In [1]:
import sys

# append the directory of law module to sys.path list
sys.path.append('../../modules/')

In [2]:
import datetime as dt
import glob
import math
import os
import re

import arrest
import numpy as np
import pandas as pd

## `CHSOFF`

- [Data source](https://oag.ca.gov/law/code-tables) (specifically [Offense Codes (with LEI codes)](https://oag.ca.gov/sites/all/files/agweb/law-enforcement/code-tables/chsoff.csv?041820220129))
- [Names Source (XML)](https://oag.ca.gov/sites/all/files/agweb/law-enforcement/code-tables/chsoff.xml)

In [3]:
chsoff_xml = pd.read_xml('../01_inputs/chsoff_20220415.xml')

In [4]:
chsoff_xml.columns

Index(['ValidationCode', 'CJISCode', 'TransactionTypeCode',
       'StatutoryNumericCodes', 'TypeOfStatCode', 'StatuteLiteral',
       'DefaultTypeofCharge', 'TypeOfCharge', 'LiteralIndentifierCode',
       'ChargeDegree', 'BCSCodesLEI', 'BCSHierarchyCodes', 'EnactDate',
       'RepealAmendDate', 'ALPSCognizantCode'],
      dtype='object')

In [5]:
chsoff_original = pd.read_csv(
    '../01_inputs/chsoff_20220204.csv',
    header=None,
    names=chsoff_xml.columns,
    dtype=str,
)

In [6]:
chsoff = chsoff_original.drop(labels=['ValidationCode', 'CJISCode', 'TransactionTypeCode', 'DefaultTypeofCharge',
                                      'LiteralIndentifierCode', 'ChargeDegree', 'BCSCodesLEI', 'BCSHierarchyCodes',
                                      'ALPSCognizantCode'], axis=1).copy()

In [7]:
chsoff['EnactDate'] = pd.to_datetime(chsoff['EnactDate'])

In [8]:
chsoff['RepealAmendDate'] = pd.to_datetime(
    chsoff['RepealAmendDate'], errors='coerce')

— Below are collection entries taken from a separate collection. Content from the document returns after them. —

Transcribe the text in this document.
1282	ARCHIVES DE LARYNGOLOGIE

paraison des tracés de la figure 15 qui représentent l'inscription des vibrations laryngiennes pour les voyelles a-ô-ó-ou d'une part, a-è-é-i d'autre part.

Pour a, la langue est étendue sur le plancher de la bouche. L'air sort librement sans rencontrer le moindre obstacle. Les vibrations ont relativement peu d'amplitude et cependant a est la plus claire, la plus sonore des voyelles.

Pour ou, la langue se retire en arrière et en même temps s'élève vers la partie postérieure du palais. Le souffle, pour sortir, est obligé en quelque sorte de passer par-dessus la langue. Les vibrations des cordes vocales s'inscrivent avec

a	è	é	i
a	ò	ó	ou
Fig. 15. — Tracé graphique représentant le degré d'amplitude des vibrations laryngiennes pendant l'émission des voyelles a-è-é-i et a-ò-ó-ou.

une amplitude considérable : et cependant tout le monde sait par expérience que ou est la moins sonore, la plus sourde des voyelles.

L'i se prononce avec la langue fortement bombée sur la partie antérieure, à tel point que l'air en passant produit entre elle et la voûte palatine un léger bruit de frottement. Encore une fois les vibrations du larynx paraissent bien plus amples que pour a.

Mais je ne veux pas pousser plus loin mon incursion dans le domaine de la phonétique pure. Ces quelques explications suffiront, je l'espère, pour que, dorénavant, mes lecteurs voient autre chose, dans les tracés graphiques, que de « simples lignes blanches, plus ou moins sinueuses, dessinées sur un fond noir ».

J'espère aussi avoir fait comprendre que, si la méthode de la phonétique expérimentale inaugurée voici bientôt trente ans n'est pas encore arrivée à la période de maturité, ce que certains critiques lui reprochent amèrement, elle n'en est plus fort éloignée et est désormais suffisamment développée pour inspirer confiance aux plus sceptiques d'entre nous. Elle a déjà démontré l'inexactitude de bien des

## Subset data to applicable time periods

In [9]:
chsoff = (
    chsoff[
        (chsoff['EnactDate'] < '2021')
        & (
            (chsoff['RepealAmendDate'] < '2020-12-31')
            | chsoff['RepealAmendDate'].isnull()
        )
        & (~chsoff['TypeOfStatCode'].isin(['ZZ']))
    ]
    .copy()
    .reset_index(drop=True)
)

## Split `StatutoryNumericCodes` into section and subparts

In [10]:
chsoff[
    ['_section', '_subdivision', '_paragraph', '_subparagraph', '_clause']
] = chsoff.apply(
    lambda x: arrest.Charge.parse_section_and_subparts(
        x['StatutoryNumericCodes'], arrests=False),
    axis=1,
    result_type='expand',
)

### Reassemble into _charge_reconstructed for joining on arrest data

In [11]:
chsoff['_charge_reconstructed'] = chsoff['TypeOfStatCode'].str.cat(
    chsoff[['_section', '_subdivision', '_paragraph', '_subparagraph', '_clause']],
    sep='',
    na_rep='',
)

## Violent

In [12]:
chsoff_violent = pd.read_csv(
    '../01_inputs/processed/c01_chsoff_violent.csv',
    usecols=['_charge_reconstructed'],
    dtype=str,
)

In [13]:
chsoff.loc[chsoff['_charge_reconstructed'].str.contains('^PC460',regex=True)]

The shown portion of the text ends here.